We arrived at the dock where Carlos was already arriving and hopped in the zodiac. Heading back to the Ranger head on into the wind proved to be a very wet experience. I shielded my camera as best I could.
When I arrived back on the boat, I quickly changed clothing – I was soaked and very cold. I dried my digital camera, and replaced it for the video camera and ran back on deck. By the time I got there, the crew was already hauling the zodiac out of the water on deck.
Later that night, we lifted anchor and set off for Corsica. The crew readied itself by establishing the different night watches needed for the 16-18 hour southbound journey. This time, we were headed into a roaring sea.

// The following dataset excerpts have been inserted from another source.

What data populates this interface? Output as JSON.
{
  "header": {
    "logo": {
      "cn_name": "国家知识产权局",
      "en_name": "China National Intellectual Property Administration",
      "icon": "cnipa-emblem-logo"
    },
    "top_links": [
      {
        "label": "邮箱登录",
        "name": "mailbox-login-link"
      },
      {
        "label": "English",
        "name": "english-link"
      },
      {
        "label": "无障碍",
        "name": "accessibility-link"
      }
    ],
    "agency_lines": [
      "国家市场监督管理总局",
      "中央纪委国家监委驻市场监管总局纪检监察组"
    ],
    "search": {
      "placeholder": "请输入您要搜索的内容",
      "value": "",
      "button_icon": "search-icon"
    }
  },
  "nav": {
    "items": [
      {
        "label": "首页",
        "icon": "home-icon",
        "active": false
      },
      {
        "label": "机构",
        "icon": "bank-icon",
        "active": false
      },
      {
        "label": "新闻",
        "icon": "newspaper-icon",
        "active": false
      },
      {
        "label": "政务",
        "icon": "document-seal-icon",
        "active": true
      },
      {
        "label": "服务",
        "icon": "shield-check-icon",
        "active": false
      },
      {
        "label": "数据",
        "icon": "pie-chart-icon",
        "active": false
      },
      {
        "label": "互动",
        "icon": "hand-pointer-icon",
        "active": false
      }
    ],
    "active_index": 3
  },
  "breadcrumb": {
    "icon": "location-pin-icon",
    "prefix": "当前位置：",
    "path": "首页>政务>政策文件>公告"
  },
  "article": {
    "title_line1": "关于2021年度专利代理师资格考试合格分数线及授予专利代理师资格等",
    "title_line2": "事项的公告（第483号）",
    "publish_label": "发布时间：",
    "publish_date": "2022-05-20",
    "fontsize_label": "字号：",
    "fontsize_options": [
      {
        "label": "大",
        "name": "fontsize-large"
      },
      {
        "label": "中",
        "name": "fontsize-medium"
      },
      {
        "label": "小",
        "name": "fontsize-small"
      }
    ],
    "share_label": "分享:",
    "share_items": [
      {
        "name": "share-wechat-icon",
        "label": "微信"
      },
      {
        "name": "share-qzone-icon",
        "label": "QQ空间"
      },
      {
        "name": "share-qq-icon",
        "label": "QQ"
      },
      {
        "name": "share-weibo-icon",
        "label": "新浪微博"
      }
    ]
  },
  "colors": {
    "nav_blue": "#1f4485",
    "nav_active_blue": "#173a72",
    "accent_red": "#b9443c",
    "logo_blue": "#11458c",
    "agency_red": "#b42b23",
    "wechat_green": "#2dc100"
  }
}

I, along with most of the crew, took the time to take some sea-sickness medicine before we got out to sea. I secured my items, and helped secure the loose items in the kitchen as sleepiness set in. I sat still as possible on the back of the boat and watched as the Italian coastline – brightly lit – slowly disappeared behind the 2-4 meter swells. The boat rocked up and down and side to side, and I loved every minute of it.
It was the first time I had been on a boat out at sea to this extent, so I took the time to soak it up before I became too tired to enjoy it. I watched the waves swell and completely destroy the horizon, as the Ranger dropped suddenly when the sea moved out from under us. Seconds later we were catapulted back into the light as the next wave passed under us.
Eventually I retired to my cabin. I sleep at the front of the Ranger on the port side (left), which is apparently the worst place to be in a storm, or rough seas. It was incredibly difficult to get through the small water-tight cabin door, carefully measuring that my head wouldn’t slam against the metal parts. I checked on my cabin-mates, who seemed to be doing alright, and climbed into bed.
The sound of the Ranger was amazing that night. I lay on my side and listened to the waves passing under and around me. I imagined what it looked like outside as the Ranger slammed down into the sea, trying to cut into the uncompressible water, only to be pushed back as a terrific shutter passed from end of the aluminium hull to the other.
That night, I had some of the strangest dreams of my life as I drifted in and out of consciousness. I woke in the morning to the seas still rough, but daylight peaking in the cabin. I stumbled through the boat to the main cabin to get my camera and take some photos and video for a short while. I was barely conscious.
After another siesta, I woke again to calmer seas. Back on deck with my camera, the Corsican cliffs greeted me.